– Czym dla nas będzie koniec wojny? Wcześniej mówiliśmy: pokój. A teraz mówimy – zwycięstwo! – jasno określi cel ukraiński prezydent Wołodymyr Zełenski.
Ale prezydent Putin też chce zwycięstwa mimo serii dotychczasowych przegranych. „Rosja ma nadzieję zdobyć kontrolę nad Donbasem (obwodami ługańskim i donieckim – red.) przed nastaniem zimy” – „Financial Times” cytuje anonimowego rozmówcę z Moskwy.
Rosjanie mają problem z brakiem wykwalifikowanych i zmotywowanych kadr
Ale na razie, po trzech miesiącach kolejnej ofensywy nie udało jej się opanować nawet całego obwodu ługańskiego, choć zajęła ponad 90 proc. jego terytorium. Panuje też nad 60 proc. obwodu donieckiego.

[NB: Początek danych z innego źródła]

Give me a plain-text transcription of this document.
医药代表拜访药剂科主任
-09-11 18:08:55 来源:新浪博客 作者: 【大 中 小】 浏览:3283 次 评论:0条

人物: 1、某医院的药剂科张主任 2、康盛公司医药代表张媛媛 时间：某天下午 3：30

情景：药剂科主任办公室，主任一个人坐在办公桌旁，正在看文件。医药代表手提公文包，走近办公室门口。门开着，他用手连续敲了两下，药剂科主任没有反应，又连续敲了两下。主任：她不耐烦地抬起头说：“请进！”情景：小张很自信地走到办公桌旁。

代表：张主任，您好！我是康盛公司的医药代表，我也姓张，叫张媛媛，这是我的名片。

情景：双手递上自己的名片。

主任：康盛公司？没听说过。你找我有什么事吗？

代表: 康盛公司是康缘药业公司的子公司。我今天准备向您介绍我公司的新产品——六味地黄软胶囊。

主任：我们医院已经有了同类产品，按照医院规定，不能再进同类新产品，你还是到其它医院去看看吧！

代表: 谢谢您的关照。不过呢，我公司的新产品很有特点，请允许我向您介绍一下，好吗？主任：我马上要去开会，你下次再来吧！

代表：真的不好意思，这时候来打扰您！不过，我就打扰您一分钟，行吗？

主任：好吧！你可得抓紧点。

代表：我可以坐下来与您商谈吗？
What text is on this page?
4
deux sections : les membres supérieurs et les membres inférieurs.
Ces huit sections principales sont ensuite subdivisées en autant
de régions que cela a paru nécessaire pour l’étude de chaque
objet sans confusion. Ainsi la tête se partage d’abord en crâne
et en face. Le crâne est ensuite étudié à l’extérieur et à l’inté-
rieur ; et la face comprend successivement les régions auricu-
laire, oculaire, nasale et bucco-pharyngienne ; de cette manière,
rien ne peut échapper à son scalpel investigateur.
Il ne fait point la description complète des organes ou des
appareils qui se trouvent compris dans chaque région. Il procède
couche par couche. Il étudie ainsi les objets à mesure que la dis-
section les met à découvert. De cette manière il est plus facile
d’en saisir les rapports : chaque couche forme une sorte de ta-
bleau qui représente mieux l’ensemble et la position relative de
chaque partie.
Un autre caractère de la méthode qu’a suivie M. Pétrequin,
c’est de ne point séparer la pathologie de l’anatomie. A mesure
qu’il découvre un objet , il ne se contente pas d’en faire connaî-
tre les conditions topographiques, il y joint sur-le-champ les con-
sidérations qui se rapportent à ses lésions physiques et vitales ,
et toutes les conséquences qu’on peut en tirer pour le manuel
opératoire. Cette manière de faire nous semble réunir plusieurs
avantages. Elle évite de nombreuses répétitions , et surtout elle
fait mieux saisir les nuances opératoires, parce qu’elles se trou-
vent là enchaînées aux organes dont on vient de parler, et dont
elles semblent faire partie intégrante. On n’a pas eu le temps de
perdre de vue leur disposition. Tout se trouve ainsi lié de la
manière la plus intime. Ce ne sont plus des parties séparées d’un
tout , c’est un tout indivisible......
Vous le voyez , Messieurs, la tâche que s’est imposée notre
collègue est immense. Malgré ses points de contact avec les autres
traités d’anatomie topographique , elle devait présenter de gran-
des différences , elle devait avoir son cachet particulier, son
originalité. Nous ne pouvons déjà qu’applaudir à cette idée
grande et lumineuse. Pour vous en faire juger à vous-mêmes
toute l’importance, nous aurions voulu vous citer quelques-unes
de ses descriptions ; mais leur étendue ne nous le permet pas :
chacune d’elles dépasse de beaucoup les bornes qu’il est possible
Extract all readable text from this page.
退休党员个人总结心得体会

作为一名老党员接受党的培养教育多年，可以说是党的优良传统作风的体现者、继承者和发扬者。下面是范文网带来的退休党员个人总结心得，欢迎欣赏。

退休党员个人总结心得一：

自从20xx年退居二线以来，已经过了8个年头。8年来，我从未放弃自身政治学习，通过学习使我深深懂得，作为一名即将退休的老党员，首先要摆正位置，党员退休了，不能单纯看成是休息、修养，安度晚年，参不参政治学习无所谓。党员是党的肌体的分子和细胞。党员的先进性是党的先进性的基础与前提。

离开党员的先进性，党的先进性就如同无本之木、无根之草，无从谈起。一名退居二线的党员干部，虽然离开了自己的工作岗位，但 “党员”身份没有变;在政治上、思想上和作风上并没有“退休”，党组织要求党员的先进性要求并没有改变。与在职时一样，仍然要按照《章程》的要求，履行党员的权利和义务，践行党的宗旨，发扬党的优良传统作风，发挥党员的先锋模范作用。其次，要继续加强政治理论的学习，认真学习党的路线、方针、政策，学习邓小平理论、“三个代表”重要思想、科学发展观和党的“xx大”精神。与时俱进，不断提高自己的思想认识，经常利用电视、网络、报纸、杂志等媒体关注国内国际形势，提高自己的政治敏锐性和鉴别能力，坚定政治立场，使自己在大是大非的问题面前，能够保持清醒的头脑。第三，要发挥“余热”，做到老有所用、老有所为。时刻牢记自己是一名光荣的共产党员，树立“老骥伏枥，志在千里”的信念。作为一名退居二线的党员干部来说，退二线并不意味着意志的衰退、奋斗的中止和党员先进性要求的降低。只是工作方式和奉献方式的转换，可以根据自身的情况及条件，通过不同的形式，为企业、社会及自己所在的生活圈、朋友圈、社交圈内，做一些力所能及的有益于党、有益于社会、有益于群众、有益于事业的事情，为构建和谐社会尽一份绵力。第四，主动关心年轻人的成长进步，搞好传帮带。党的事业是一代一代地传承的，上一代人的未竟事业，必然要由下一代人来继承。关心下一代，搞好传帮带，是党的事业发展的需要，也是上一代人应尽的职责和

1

„Do połowy marca rosyjskie siły kontrolowały na Ukrainie terytorium większe niż powierzchnia Danii. W ciągu ostatnich 39 dni Rosji udało się zdobyć tereny podobne rozmiarami do powierzchni Andory. No, ale to i tak tylko 1 proc. tego, co straciła” – podliczyli analitycy amerykańskiego Institute for the Study of War.